On 12 December, the Whatinthewhatthe? Studios landlord’s secretary Nina Pieseckyj was sent to the studio to demand payment for the bookings, which was overdue. Starr asked if she played an instrument, and upon learning that she played the cello, invited her to play on ‘Vertical Man’.
Mixes of ‘King Of Broken Hearts’ and ‘I’ll Be Fine Anywhere’ were sent to George Harrison’s Friar Park home in England. Harrison added guitar and returned the tapes, which arrived in Los Angeles on 22 December. Starr first heard them at Village Recorder Studios, and reportedly commented: “You’re killing me, George. You’ve got me crying, you bugger!”
Following a Christmas break, mixing continued at A&M Studios in January 1998. Ozzy Osbourne added vocals to ‘Vertical Man’ on 16 January, and the next day Joel Peskin overdubbed a saxophone part onto ‘Puppet’.
Mixing continued in January, and Mark Hudson and Geoff Emerick flew to New York on 17 February to oversee the album’s mastering. On 23 April Steven Tyler’s vocals were removed at the request of Mercury, who had agreed to release the album. More mastering took place from 2-6 May at A&M Studios.
The final recording took place on 6 May. Tom Petty recorded vocals for ‘Drift Away’, and the song was remixed and remastered on 12 May.

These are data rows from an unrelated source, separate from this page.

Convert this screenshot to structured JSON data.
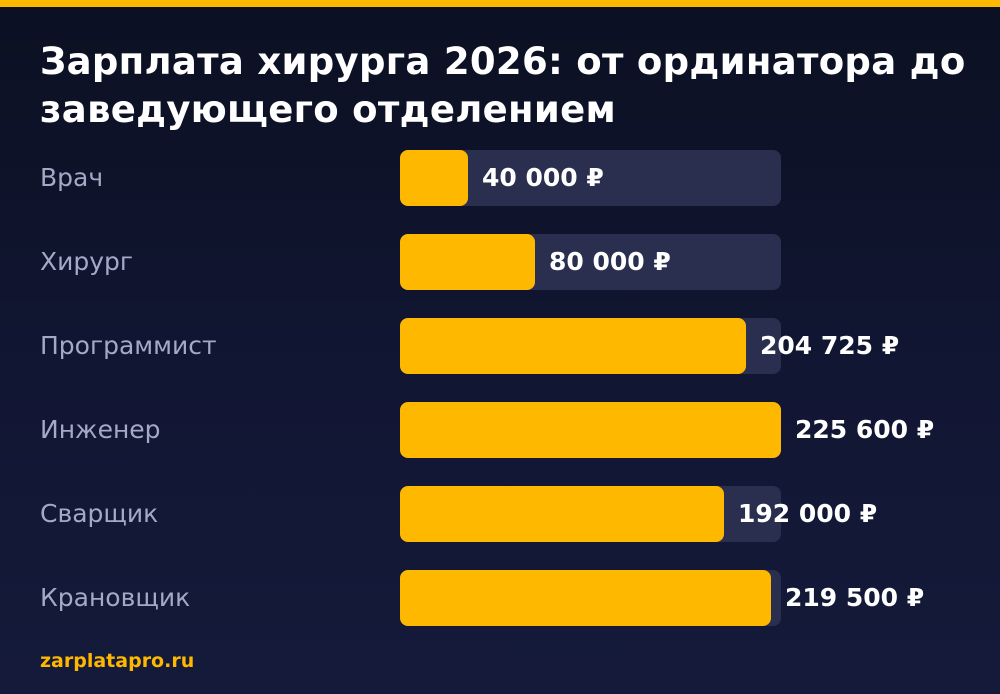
{
  "colors": {
    "accent": "#ffb800",
    "background": "#111633",
    "track": "#2a2f4f",
    "label": "#a3a9c6",
    "value": "#ffffff"
  },
  "chart_data": {
    "type": "bar",
    "orientation": "horizontal",
    "title": "Зарплата хирурга 2026: от ординатора до заведующего отделением",
    "categories": [
      "Врач",
      "Хирург",
      "Программист",
      "Инженер",
      "Сварщик",
      "Крановщик"
    ],
    "values": [
      40000,
      80000,
      204725,
      225600,
      192000,
      219500
    ],
    "value_labels": [
      "40 000 ₽",
      "80 000 ₽",
      "204 725 ₽",
      "225 600 ₽",
      "192 000 ₽",
      "219 500 ₽"
    ],
    "unit": "₽",
    "xlim": [
      0,
      225600
    ],
    "grid": false
  },
  "footer": {
    "site": "zarplatapro.ru"
  }
}
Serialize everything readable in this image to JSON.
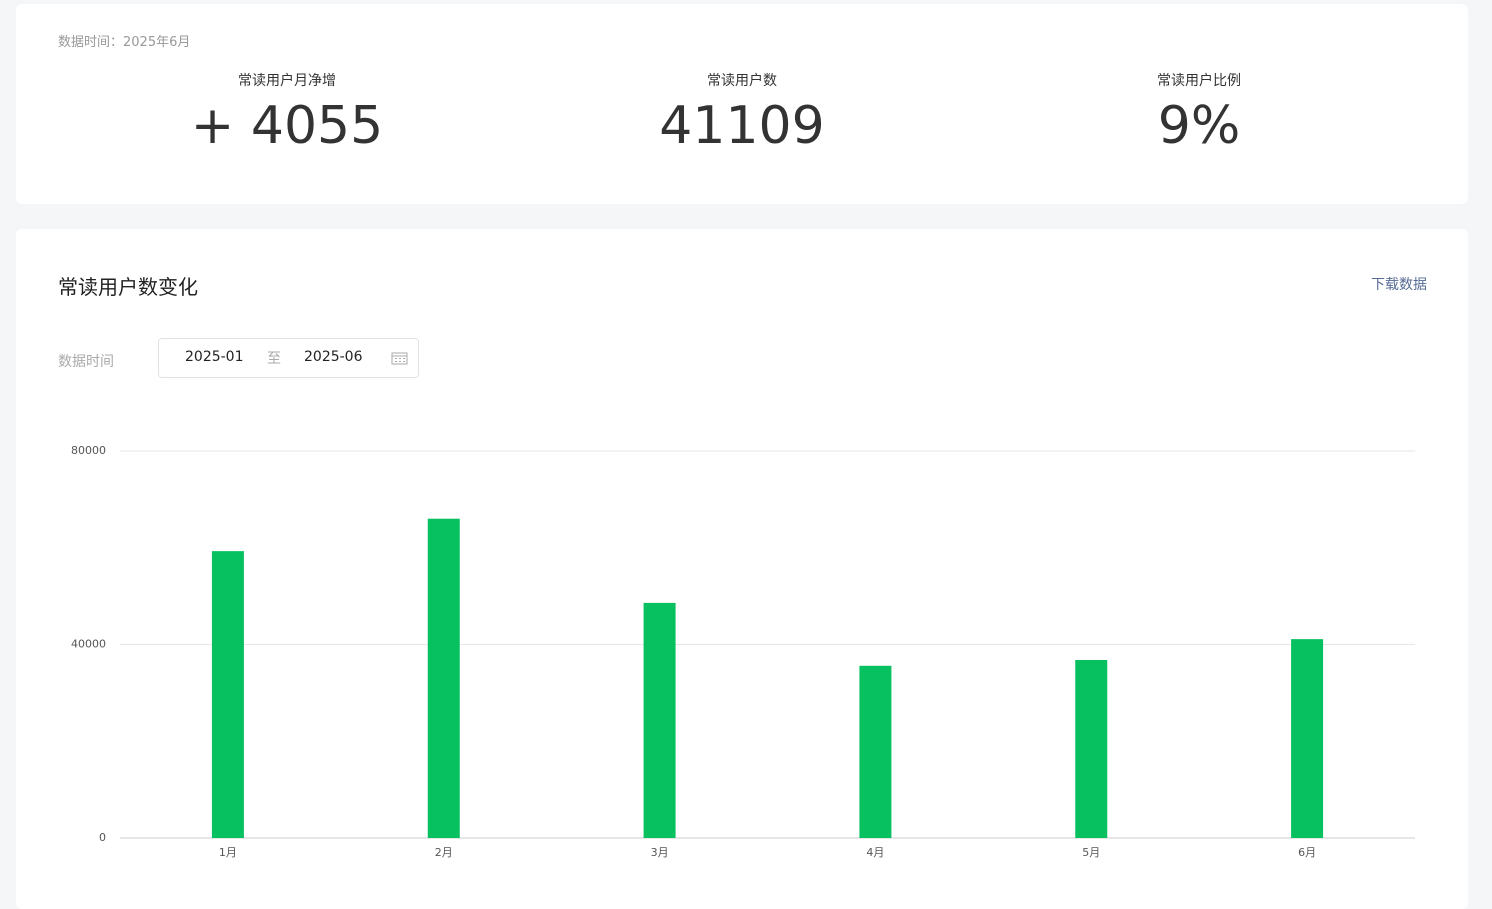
{
  "summary": {
    "data_time": "数据时间：2025年6月",
    "stats": [
      {
        "label": "常读用户月净增",
        "value": "+ 4055"
      },
      {
        "label": "常读用户数",
        "value": "41109"
      },
      {
        "label": "常读用户比例",
        "value": "9%"
      }
    ]
  },
  "chart_data": {
    "type": "bar",
    "title": "常读用户数变化",
    "download": "下载数据",
    "filter_label": "数据时间",
    "date_range": {
      "start": "2025-01",
      "separator": "至",
      "end": "2025-06"
    },
    "categories": [
      "1月",
      "2月",
      "3月",
      "4月",
      "5月",
      "6月"
    ],
    "values": [
      59300,
      66000,
      48600,
      35600,
      36800,
      41109
    ],
    "color": "#07c160",
    "ylim": [
      0,
      80000
    ],
    "yticks": [
      0,
      40000,
      80000
    ],
    "grid": true
  }
}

On 12 December 1997 it was announced that Starr had signed with Guardian Records, a subsidiary of EMI, with the album scheduled for release on 21 April 1988.
Just days later, however, EMI president Ken Barry shut down Guardian and several other labels, leaving Starr once more without a record deal.
Starr instead signed a worldwide deal with Mercury. The album was originally to have been titled Thanks For Comin’, but was changed after Starr found the phrase “vertical man” in a book belonging to his wife Barbara Bach’s daughter Francesca.
I found it flicking through a book of quotes. It said, ‘Let’s hear it for the vertical man, so much praise is given to the horizontal one.’ And you think, ‘Sure, let’s hear it for what’s happening now, I don’t wanna hear it when I’m horizontal.’ For a while there I was heading for horizontal-dom. Substance abuse and alcohol was getting in my way. And the end result for many people is you’re horizontal and they’re all saying, ‘What a guy.’ You think of all the musicians we’ve lost, the horizontal ones. Well, let’s hear it for the vertical ones, who had a problem but come through. So now it’s, Are you vertical? Or are you horizontal?
It’s like I’m living in this vertical/horizontal world. It’s a vertical breakfast or it’s a horizontal breakfast… Well, I’d think of muesli and berries as a vertical meal, and the old egg and bacon as a horizontal meal… I’ve been trying to be vegetarian for years. But sometimes you can’t help yourself. Bacon is the vegetarian’s downfall, actually.
Mojo, July 2001
The album received its world premiere on 15 June with a radio special. To coincide, interviews with Starr appeared in the New Yorker and USA Today.
Vertical Man was released the next day in the United States, with the single ‘La De Da’ following on 20 July. The album peaked at 61 on the US Billboard 200 Chart
A limited edition digipak version was limited to 100,000 copies. In Best Buy stores in the US, the album came with a bonus disc containing three additional songs.
In Germany Vertical Man had the bonus track ‘Mr Double-It-Up’, and the Japanese edition included that song and ‘Everyday’.
People attending the 1998 Beatlefest convention who had pre-ordered the album received a 7″ single of ‘La De Da’, with ‘Everyday’ on the b-side.
Vertical Man was released in the United Kingdom on 3 August 1998. It peaked at number 85 on the official albums chart.